North Korea defector wakes after being shot crossing the DMZ

EPA The North Korean soldier is rushed on a stretcher into a hospital in Suwon, Gyeonggi Province, 13 November 2017EPA
Doctors removed five bullets from the soldier's body last week

A North Korean soldier who was shot at least five times while defecting to the South has regained consciousness.

The soldier asked to watch television and is being shown South Korean films, Yonhap news agency reports.

"We believe the most life-threatening moment has now passed," a government official told the agency.

The soldier made his escape over the demilitarised border last week and was shot at more than 40 times before reaching safety, the South says.

Medical staff say that he is traumatised from his ordeal.

"To provide psychological stability a South Korean flag has been placed hanging on the hospital room wall," the government official told Yonhap.

The soldier, who had been in a critical condition, has not yet been publicly identified.

He crossed to the South Korean side of the Joint Security Area (JSA) in the village of Panmunjom on 13 November.

He had to finish his journey on foot when a wheel on his vehicle came loose - but he made it across and was found under a pile of leaves, the South said.

On Friday, it emerged he had an infestation of worms in his body, contaminating his wounds and making his situation worse.

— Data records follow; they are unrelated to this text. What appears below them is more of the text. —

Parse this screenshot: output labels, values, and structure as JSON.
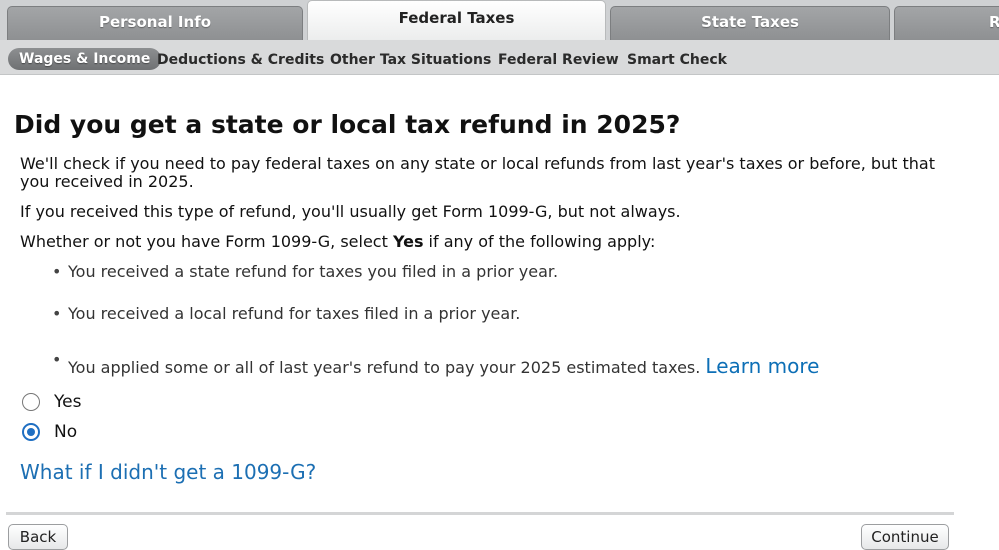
{
  "tabs": {
    "personal_info": "Personal Info",
    "federal_taxes": "Federal Taxes",
    "state_taxes": "State Taxes",
    "partial": "R"
  },
  "subnav": {
    "wages_income": "Wages & Income",
    "deductions_credits": "Deductions & Credits",
    "other_tax": "Other Tax Situations",
    "federal_review": "Federal Review",
    "smart_check": "Smart Check"
  },
  "page": {
    "title": "Did you get a state or local tax refund in 2025?",
    "intro": "We'll check if you need to pay federal taxes on any state or local refunds from last year's taxes or before, but that you received in 2025.",
    "usually": "If you received this type of refund, you'll usually get Form 1099-G, but not always.",
    "apply_prefix": "Whether or not you have Form 1099-G, select ",
    "apply_bold": "Yes",
    "apply_suffix": " if any of the following apply:",
    "bullets": [
      "You received a state refund for taxes you filed in a prior year.",
      "You received a local refund for taxes filed in a prior year.",
      "You applied some or all of last year's refund to pay your 2025 estimated taxes."
    ],
    "learn_more": "Learn more",
    "options": {
      "yes": "Yes",
      "no": "No",
      "selected": "No"
    },
    "help_link": "What if I didn't get a 1099-G?"
  },
  "footer": {
    "back": "Back",
    "continue": "Continue"
  },
  "colors": {
    "link": "#1c6fb3",
    "radio_selected": "#1f6fc2"
  }
}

His condition was said to give a rare insight into life in North Korea.

About 1,000 people from the North flee to the South each year - but very few defect via the Demilitarised Zone (DMZ), which is one of the world's most heavily guarded strips of land.

It is even more unusual for North Koreans to cross at the JSA, which is a tourist attraction, and the only portion of the DMZ where both forces stand face-to-face.

North and South Korea are technically still at war, since the conflict between them ended in 1953 with a truce and not a formal peace treaty.

EPA A North Korean soldier looks through binoculars towards South KoreaEPA
The JSA is the only part of the DMZ where North and South Korean troops face each other

Seoul says more than 30,000 North Koreans have defected to the South since the end of the Korean War in 1953.

The majority of the defectors flee via China, which has the longest border with North Korea and is easier to cross than the heavily protected DMZ.

China though regards the defectors as illegal migrants rather than refugees and often forcibly repatriates them.